“I’m really sorry guys, I can’t make it” reads
the email from Ant, bass player and part of the vocal quintet who make up Helen
and The Neighbourhood Dogs - shortly to make our second appearance, at Ipswich
Music Day, the largest free festival in the UK with an estimated forty thousand
folks’ footfall expected over the course of the day. The rain is teeming down
and social media reflects gloomily on the prospects for the afternoon. La
Mulley, Mr Wendell, Turny Winn and I have gathered at Kirk Towers to have a
quick run through the set in advance of our performance but complications and
prevarication mean that we’re essentially just biding time until one of us can
make a decision about what to do next. Helen takes another look out of the
window and goes to put a jumper on. “I won’t feel the benefit otherwise” she
explains.
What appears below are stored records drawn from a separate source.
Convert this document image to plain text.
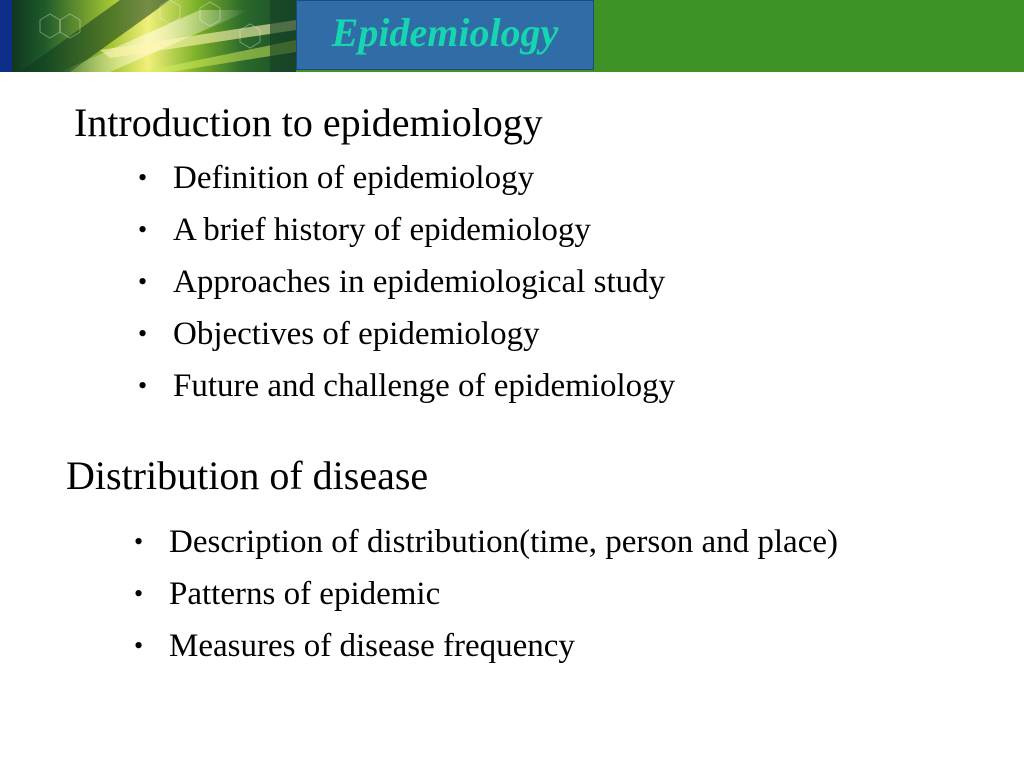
Epidemiology
Introduction to epidemiology
• Definition of epidemiology
• A brief history of epidemiology
• Approaches in epidemiological study
• Objectives of epidemiology
• Future and challenge of epidemiology
Distribution of disease
• Description of distribution(time, person and place)
• Patterns of epidemic
• Measures of disease frequency
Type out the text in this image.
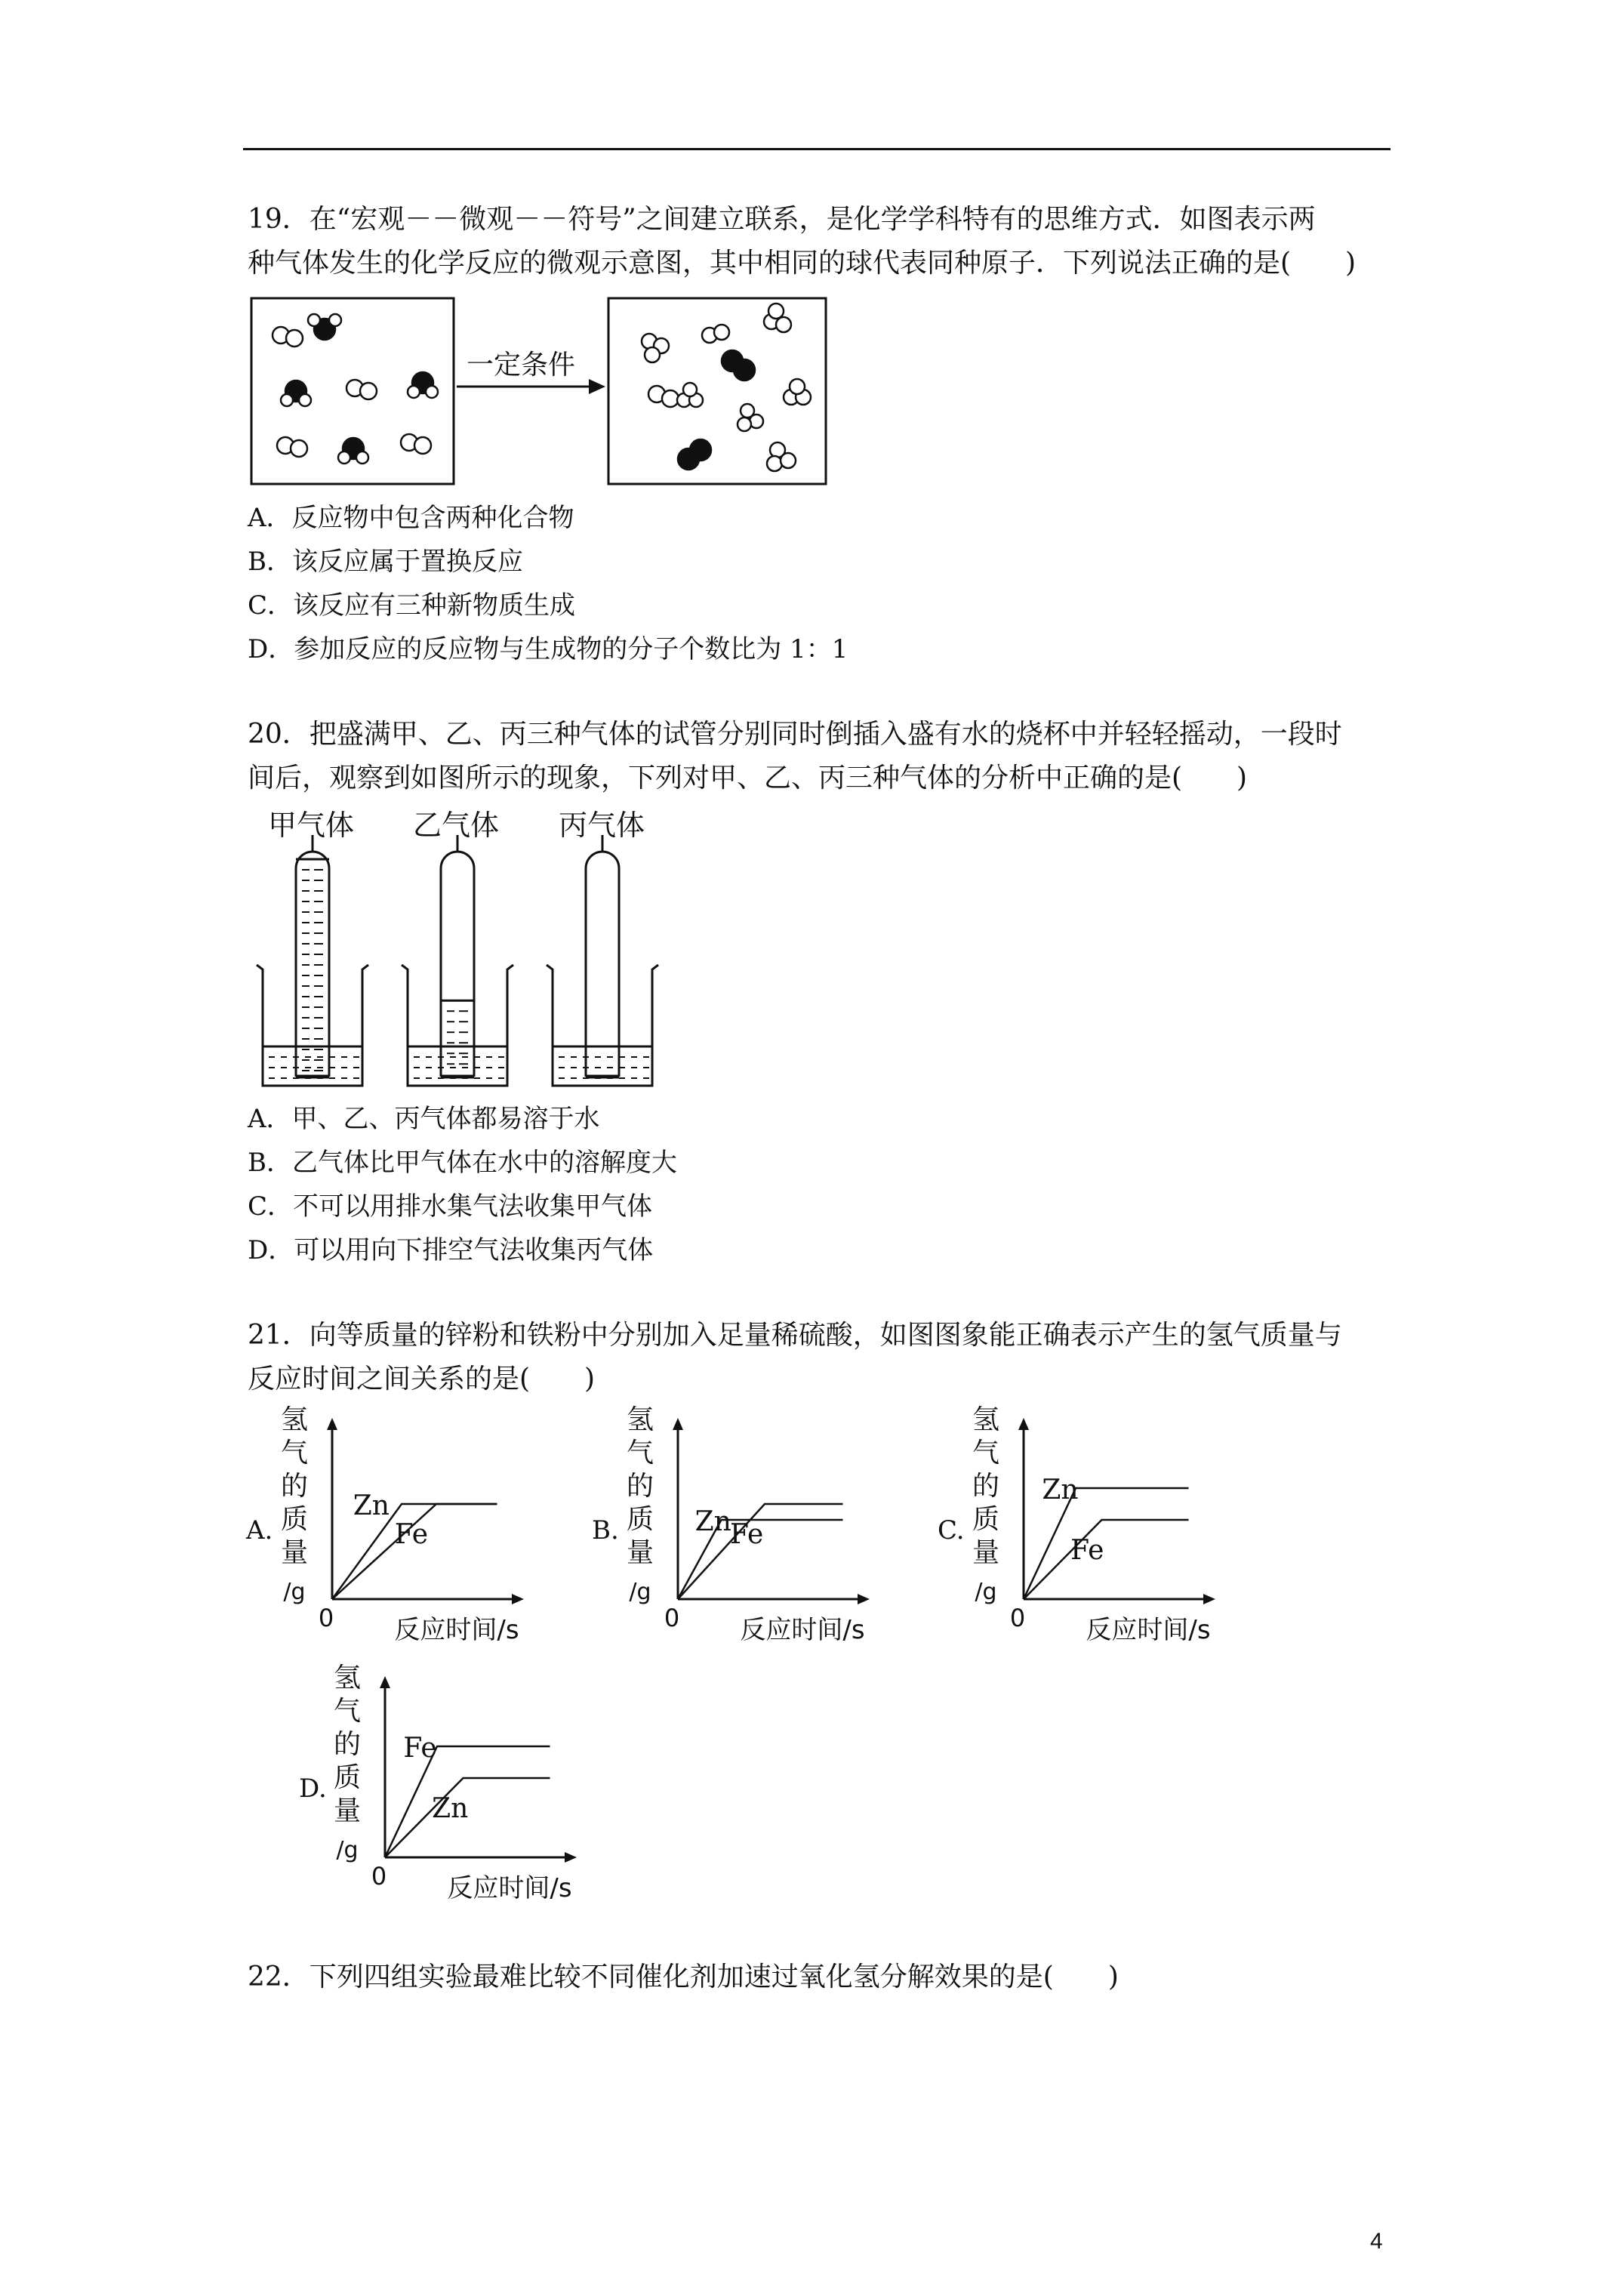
19．在“宏观－－微观－－符号”之间建立联系，是化学学科特有的思维方式．如图表示两
种气体发生的化学反应的微观示意图，其中相同的球代表同种原子．下列说法正确的是(　　)
一定条件
A．反应物中包含两种化合物
B．该反应属于置换反应
C．该反应有三种新物质生成
D．参加反应的反应物与生成物的分子个数比为 1：1
20．把盛满甲、乙、丙三种气体的试管分别同时倒插入盛有水的烧杯中并轻轻摇动，一段时
间后，观察到如图所示的现象，下列对甲、乙、丙三种气体的分析中正确的是(　　)
甲气体 乙气体 丙气体
A．甲、乙、丙气体都易溶于水
B．乙气体比甲气体在水中的溶解度大
C．不可以用排水集气法收集甲气体
D．可以用向下排空气法收集丙气体
21．向等质量的锌粉和铁粉中分别加入足量稀硫酸，如图图象能正确表示产生的氢气质量与
反应时间之间关系的是(　　)
A.
氢
气
的
质
量
/g
0 反应时间/s
Zn
Fe	B.
氢
气
的
质
量
/g
0 反应时间/s
Zn
Fe	C.
氢
气
的
质
量
/g
0 反应时间/s
Zn
Fe
D.
氢
气
的
质
量
/g
0 反应时间/s
Fe
Zn
22．下列四组实验最难比较不同催化剂加速过氧化氢分解效果的是(　　)
4
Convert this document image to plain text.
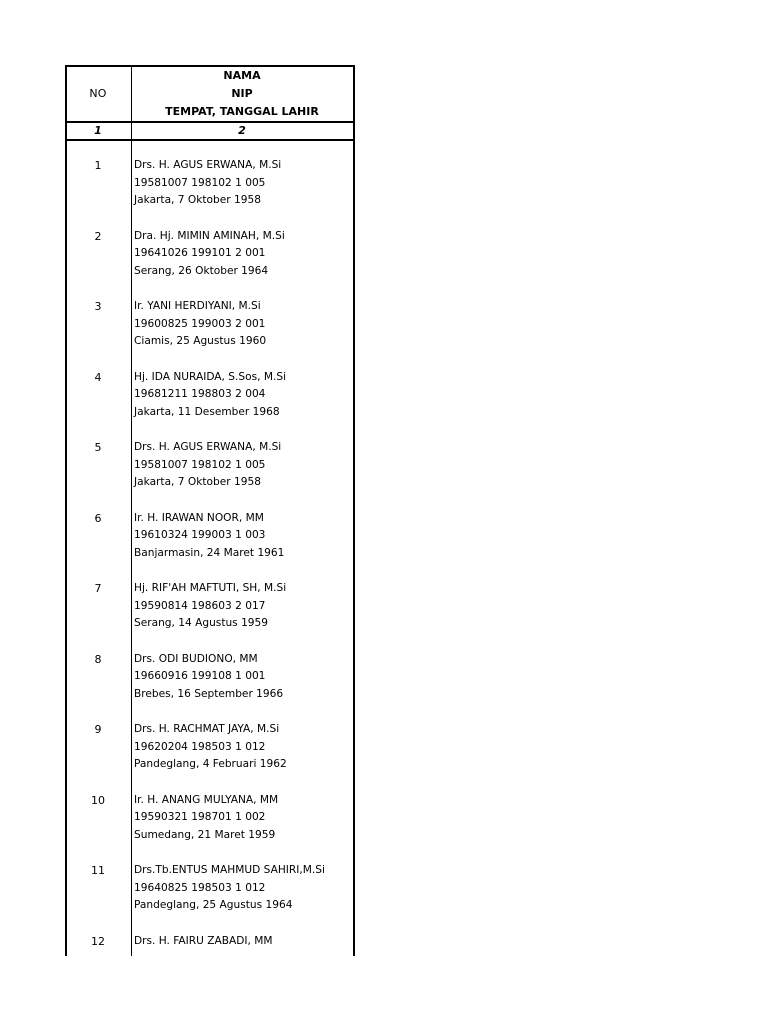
NO
NAMA
NIP
TEMPAT, TANGGAL LAHIR
1	2
1	Drs. H. AGUS ERWANA, M.Si
19581007 198102 1 005
Jakarta, 7 Oktober 1958
2	Dra. Hj. MIMIN AMINAH, M.Si
19641026 199101 2 001
Serang, 26 Oktober 1964
3	Ir. YANI HERDIYANI, M.Si
19600825 199003 2 001
Ciamis, 25 Agustus 1960
4	Hj. IDA NURAIDA, S.Sos, M.Si
19681211 198803 2 004
Jakarta, 11 Desember 1968
5	Drs. H. AGUS ERWANA, M.Si
19581007 198102 1 005
Jakarta, 7 Oktober 1958
6	Ir. H. IRAWAN NOOR, MM
19610324 199003 1 003
Banjarmasin, 24 Maret 1961
7	Hj. RIF'AH MAFTUTI, SH, M.Si
19590814 198603 2 017
Serang, 14 Agustus 1959
8	Drs. ODI BUDIONO, MM
19660916 199108 1 001
Brebes, 16 September 1966
9	Drs. H. RACHMAT JAYA, M.Si
19620204 198503 1 012
Pandeglang, 4 Februari 1962
10	Ir. H. ANANG MULYANA, MM
19590321 198701 1 002
Sumedang, 21 Maret 1959
11	Drs.Tb.ENTUS MAHMUD SAHIRI,M.Si
19640825 198503 1 012
Pandeglang, 25 Agustus 1964
12	Drs. H. FAIRU ZABADI, MM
Wendell and I confer on appropriate headgear. “Not that one” he says.
“Too Maverick”.
By the time we’ve loaded up into Tony’s people
carrier for the short journey into town the sun has emerged from behind the
clouds and Helen has taken off her scarf. The Grapevine Stage is a tented
arena in front of the historic Christchurch Mansion and having based our hopes
of a good attendance for our sophomore set on the weather reports which
predicted showers at around four o’clock we are instead greeted by a stream of
people escaping the stifling heat and humidity within, lured by the big stages
and the open blue skies across the rest of the park. We announce our arrival to
the appropriate authorities, unpack, and fall upon the free water backstage.
A quick line check and we’re good to go. The
prospect of there being a bass player in the audience who knows our set and has
rehearsed the appropriate harmonies seems remote but we enquire anyway. In the
absence of volunteers we embark on our first song. Everyone comes in at the
right, same time, and Helen is in fine, strong voice. Wendell steps up to
contribute to the chorus and then veers away from the microphone. He looks over
his shoulder, concerned. “I can’t pitch!” he hisses. As we will confirm later
in conversation with Ray out of The Black Feathers, rehearsing acoustically in
a nice, warm, woody environment is a whole different ball game to that of
approaching a microphone which will amplify and project your sounds before
feeding back the results through wires and boxes on the stage (if you’re
lucky). Wendell and I are a long way from the Picturehouse days when we used to
rock up at a pub, plug everything in, grab a drink from the bar and then
nonchalantly kick into The Bends with
nary a second thought.
We manage to recover the measure of singing
into microphones before too long though, and by the time we are half way
through the set everyone is palpably more relaxed about proceedings and we are
actually starting to enjoy ourselves. Judging by the reception the songs are
getting, so are the audience and one feeds continually off the other until at
set’s close we are buzzing. Snappers have taken the opportunity throughout the
set to capture various moments (mainly involving our photogenic frontwoman, to
be honest) for posterity and we are invited to pose in front of the sponsors’
backdrop for a souvenir of the day. “And maybe one without shades?” suggests
the photographer.
Over post-match cocktails back at the ranch later
that evening I receive a text from Helen It contains a picture of Ant's hospital wristband. “He really was ill” she writes.